Research pinpoints inflammation source behind atherosclerosis
Scientists have discovered in mice how high cholesterol causes blood vessels to become inflamed, a necessary prerequisite for atherosclerosis – the “hardening of the arteries” responsible for most heart attacks and strokes.
The findings from UT Southwestern Medical Center and Children’s Medical Center Dallas in the US, published in Nature Communications, could lead to new interventions to protect against cardiovascular diseases (CVD), the leading cause of death globally.
“Lowering circulating lipids, such as cholesterol, has not eradicated cardiovascular diseases by any stretch of the imagination.

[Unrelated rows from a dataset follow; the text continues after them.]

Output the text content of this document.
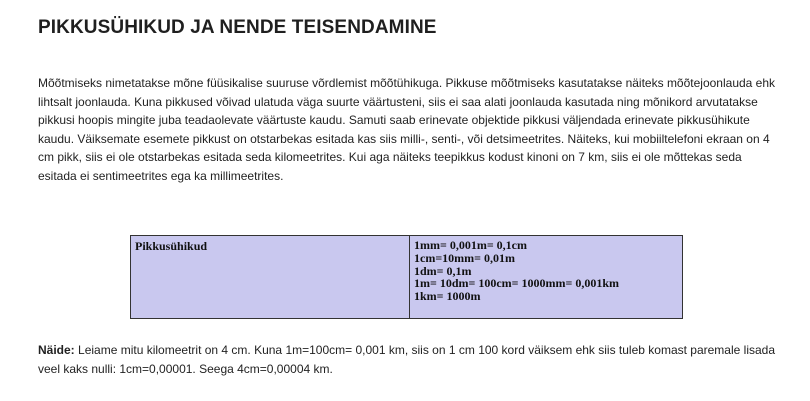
PIKKUSÜHIKUD JA NENDE TEISENDAMINE

Mõõtmiseks nimetatakse mõne füüsikalise suuruse võrdlemist mõõtühikuga. Pikkuse mõõtmiseks kasutatakse näiteks mõõtejoonlauda ehk lihtsalt joonlauda. Kuna pikkused võivad ulatuda väga suurte väärtusteni, siis ei saa alati joonlauda kasutada ning mõnikord arvutatakse pikkusi hoopis mingite juba teadaolevate väärtuste kaudu. Samuti saab erinevate objektide pikkusi väljendada erinevate pikkusühikute kaudu. Väiksemate esemete pikkust on otstarbekas esitada kas siis milli-, senti-, või detsimeetrites. Näiteks, kui mobiiltelefoni ekraan on 4 cm pikk, siis ei ole otstarbekas esitada seda kilomeetrites. Kui aga näiteks teepikkus kodust kinoni on 7 km, siis ei ole mõttekas seda esitada ei sentimeetrites ega ka millimeetrites.

Pikkusühikud	1mm= 0,001m= 0,1cm
1cm=10mm= 0,01m
1dm= 0,1m
1m= 10dm= 100cm= 1000mm= 0,001km
1km= 1000m

Näide: Leiame mitu kilomeetrit on 4 cm. Kuna 1m=100cm= 0,001 km, siis on 1 cm 100 kord väiksem ehk siis tuleb komast paremale lisada veel kaks nulli: 1cm=0,00001. Seega 4cm=0,00004 km.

Our findings show a new possible way to attack a major arm of the processes that cause these conditions,” said study leader Philip Shaul, M.D. (pictured), Professor of Pediatrics and Director of the Center for Pulmonary and Vascular Biology in the Department of Pediatrics at UT Southwestern.
According to the American Heart Association, more than 19 million people died of heart attacks, strokes, and other manifestations of CVD worldwide in 2020, the last year for which this data is available.

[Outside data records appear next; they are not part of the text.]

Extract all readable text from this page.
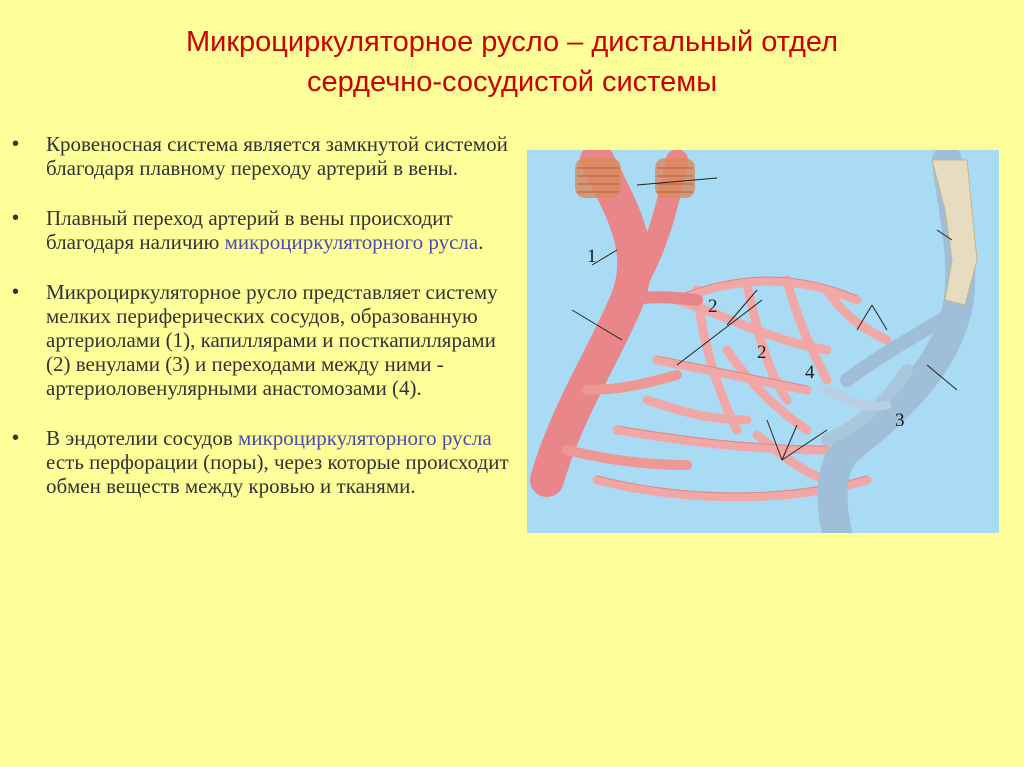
Микроциркуляторное русло – дистальный отдел
сердечно-сосудистой системы
• Кровеносная система является замкнутой системой благодаря плавному переходу артерий в вены.
• Плавный переход артерий в вены происходит благодаря наличию микроциркуляторного русла.
• Микроциркуляторное русло представляет систему мелких периферических сосудов, образованную артериолами (1), капиллярами и посткапиллярами (2) венулами (3) и переходами между ними - артериоловенулярными анастомозами (4).
• В эндотелии сосудов микроциркуляторного русла есть перфорации (поры), через которые происходит обмен веществ между кровью и тканями.
1
2
2
4
3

Because elevated cholesterol is a risk factor for the atherosclerosis that precedes these events, statins – drugs that lower cholesterol and were developed based on the Nobel Prize-winning work of UTSW researchers Michael Brown, M.D. and Joseph Goldstein, M.D. – have made considerable headway in reducing their rates.
It is known that inflammation partners with high cholesterol to drive atherosclerosis, but it is largely unknown how the inflammation begins.
To better understand how blood vessels become inflamed in atherosclerosis, Dr Shaul and his colleagues focused on immune cells called macrophages and how they act on the blood vessel wall.
These metabolise cholesterol using an enzyme known as cyp27a1 to generate a product called 27HC.
Previous research elsewhere had speculated that the production of 27HC might protect against atherosclerosis, helping remove cholesterol that collects in blood vessels.
But when the UTSW researchers used a genetic technique to inactivate cyp27a1 in a mouse model of atherosclerosis, preventing the animals’ macrophages from producing 27HC, their disease improved instead of getting worse.
Besides a 55 per cent reduction of atherosclerotic plaques, these animals also had fewer immune cells interacting with the cells lining their blood vessels (called endothelial cells) and lower activation of the genes in endothelial cells that drive inflammation.
Then hypothesizing that 27HC might be the root cause for the inflammation that promotes atherosclerosis, the researchers dosed mouse models with extra 27HC and found that their disease became worse.
However, turning off ERα, a receptor for 27HC, in the endothelial cells prevented their atherosclerosis from accelerating.
Additional experiments in mice in which the genes for the cyp27a1 enzyme and ERα were turned on or off in different combinations showed that communication between the macrophages and endothelial cells by 27HC was necessary for atherosclerosis to progress.
The team also found that a treatment inhibiting the cyp27a1 enzyme from producing 27HC provided protection from atherosclerosis.
If researchers can interrupt this cross-talk between the inflammatory cells and the blood vessel lining cells in humans, Dr Shaul said, it could prevent atherosclerosis and its harmful consequences – especially in combination with statins.
“Our lab in Paediatrics aims to discover new means to prevent potentially devastating common disorders such as atherosclerosis and Type 2 diabetes by determining the underpinnings of these disorders at their origin,” said Dr Shaul, who holds the Associates First Capital Corporation Distinguished Chair in Pediatrics.
Dr Brown, a Regental Professor, holds the W.A. (Monty) Moncrief Distinguished Chair in Cholesterol and Arteriosclerosis Research and the Paul J. Thomas Chair in Medicine. Dr Goldstein, a Regental Professor, holds the Julie and Louis A. Beecherl, Jr. Distinguished Chair in Biomedical Research and the Paul J. Thomas Chair in Medicine.
Other UTSW researchers who contributed to this study include Dr Shaul’s scientific partner Chieko Mineo, Ph.D., Professor of Pediatrics and Cell Biology; Lin Xu, Ph.D., Assistant Professor in the Peter O’Donnell Jr. School of Public Health; Jeffrey McDonald, Ph.D., Professor of Molecular Genetics in the Center for Human Nutrition; Lily Jun-Shen Huang, Ph.D., Associate Professor of Cell Biology; Jun Peng, Ph.D., Research Scientist; and Hsi-Hsien Hsieh, Ph.D., postdoctoral researcher.
This research was funded by grants from the National Institutes of Health (HL144572, T32HL098040, HL089966, K99HL151963, R35HL135799, HL084312, HL20948, CA234025, and DK048807), an American Heart Association Postdoctoral Fellowship Award (16POST30250019), and a Rally Foundation Grant.